Il est 20 heures. J’ai soif. Je vais me servir de l’eau dans la cuisine, quand soudain, j’aperçois une forme sur une chaise en bois. C’est mon hôtesse. Je m’arrête net, prenant garde à ne pas faire de bruit. Elle se tient le dos droit, le regard contemplatif, un sourire étrange aux lèvres. Quelque chose de solennel, presque mystique, se dégage de la scène. Elle saisit un éventail qui trônait sur la table et le déroule : ses narines frémissent et un large sourire fait rayonner son visage. On aurait dit qu’elle n’était pas seule. Elle s’évente un long moment, en inspirant profondément, murmurant avec ses lèvres des mots que je ne pouvais entendre, mais que je pouvais deviner.
J’ai passé quelques jours drôles et apaisants chez cette enseignante. J’écoutais volontiers ses longues critiques, de la médiocrité, de l’impolitesse, des incorrections de la langue, de voisins bruyants… même lorsque cela durait des heures et qu’elle faisait semblant de ne pas remarquer tous les efforts que je faisais pour filer vite dans la chambre. Je prenais toutefois volontiers plaisir à écouter son bonheur et son dévouement envers ses petits, pendant qu’elle rangeait ou préparait des petits gâteaux. Elle était ce passé rassurant, cette aïeule admirable, cette enseignante dévouée, cette femme forte qui me réconciliait avec le monde adulte.
Je continuais de l’observer secrètement tous les jours, curieuse et fascinée par son rendez-vous quotidien avec cet éventail.

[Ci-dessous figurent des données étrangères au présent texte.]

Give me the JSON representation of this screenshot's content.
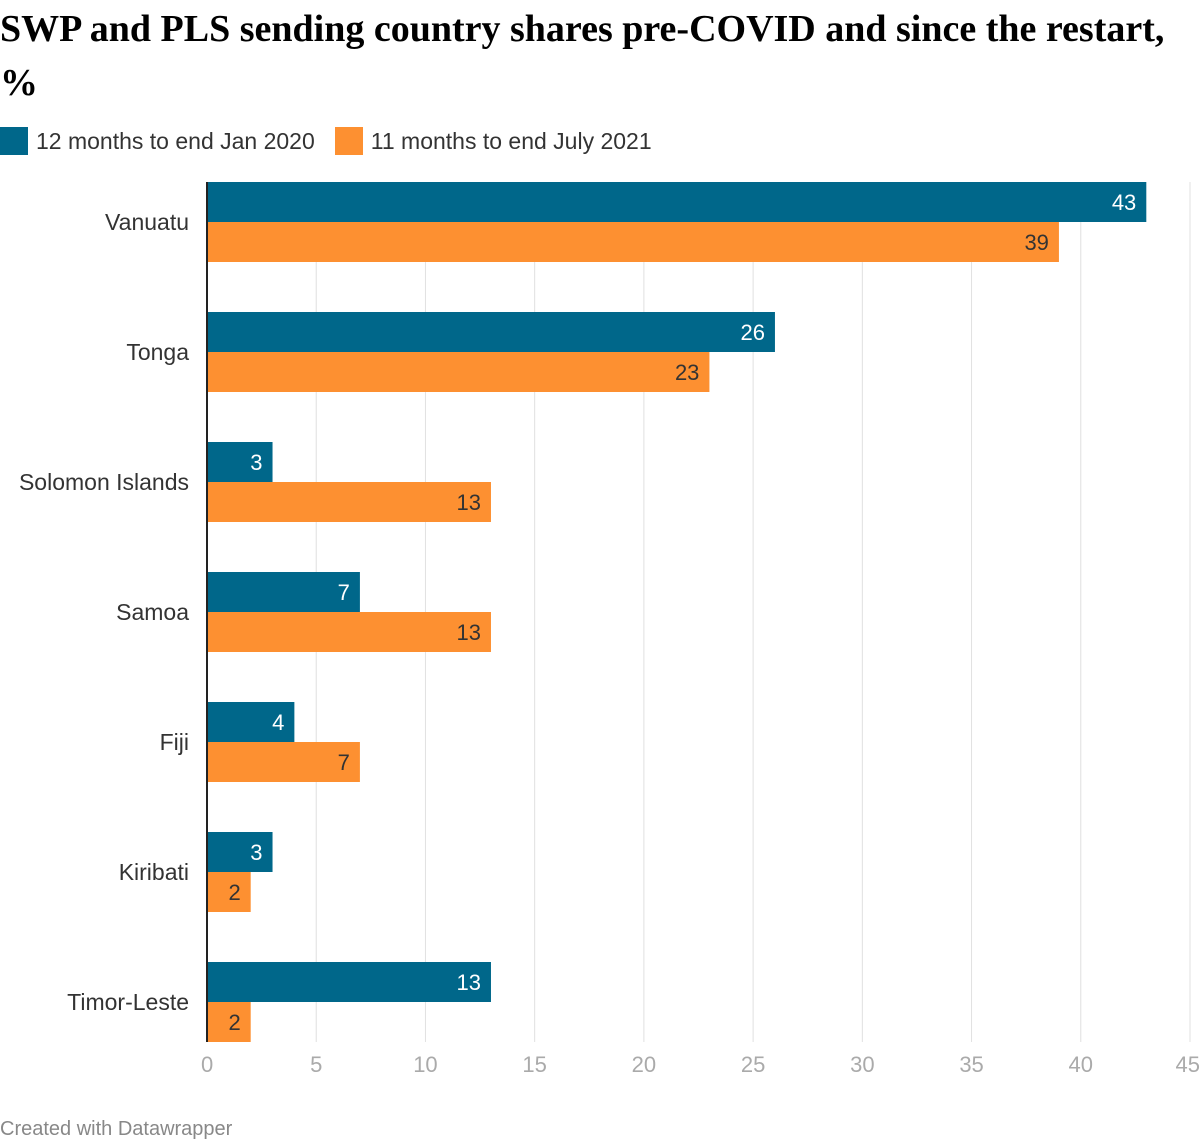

Le dernier soir avant mon départ, je l’épie, debout derrière la porte de la cuisine, quand soudain, elle rompt le silence. Elle me confie :
– Mon fiancé m’avait offert cet éventail lorsque j’avais 17 ans. C’était avant qu’il parte rejoindre son bataillon. Je l’ai gardé précieusement. C’est d’ailleurs la seule chose de lui que j’ai gardée. Cet éventail est imprégnée d’une odeur de lui. Je n’ai pas besoin de sa présence pour l’aimer encore. Notre amour transcende cela. Son âme est là, avec moi, dans son odeur, dans ces particules de lui qui flottent encore. Je n’ai jamais aimé, ni ne pourrais aimer un autre être que lui.
Puis elle plonge dans un silence métaphysique, continuant de s’éventer et de murmurer des mots. Je reste pensive face à cette femme si dévouée, si aimante, si rayonnante. Soudain, avec elle, pour la première fois de ma courte vie, je n’ai plus peur de vieillir, ni de mourir.
Je suis dans le train. J’ai faim. Je sors de ma petite valise la serviette soigneusement pliée en quatre que m’a préparée mon hôtesse pour mon départ. Un sandwich, 2 morceaux de cake, une brioche, 3 dattes, une poignée de raisins secs. Un sentiment d’urgence, une odeur puissante me poussent à saisir un crayon et un bout de papier chiffonné. Il y a encore, partout, son odeur, un mélange d’encens, de musc, d’eau de rose, de camomille, de cannelle et de sucre vanillé. Je mange et j’écris, savourant et contant. Ces délicieuses « madeleines » qui fondent dans ma bouche.
– Alors elle est toujours si raide…,?
– Toujours psycho-rigide…?
– Toujours à manger des brocolis…?
– Toujours seule…?
– Toujours pas d’enfants…?
– Toujours pas assez de sel dans ses plats…?
– Toujours pas déménagé…,?
– Toujours une forme d’enfer…?
– Toujours du citron le matin…?
– Toujours cet éventail…?
Je les écoute, je les regarde et je les déteste. Elles n’ont donc rien compris.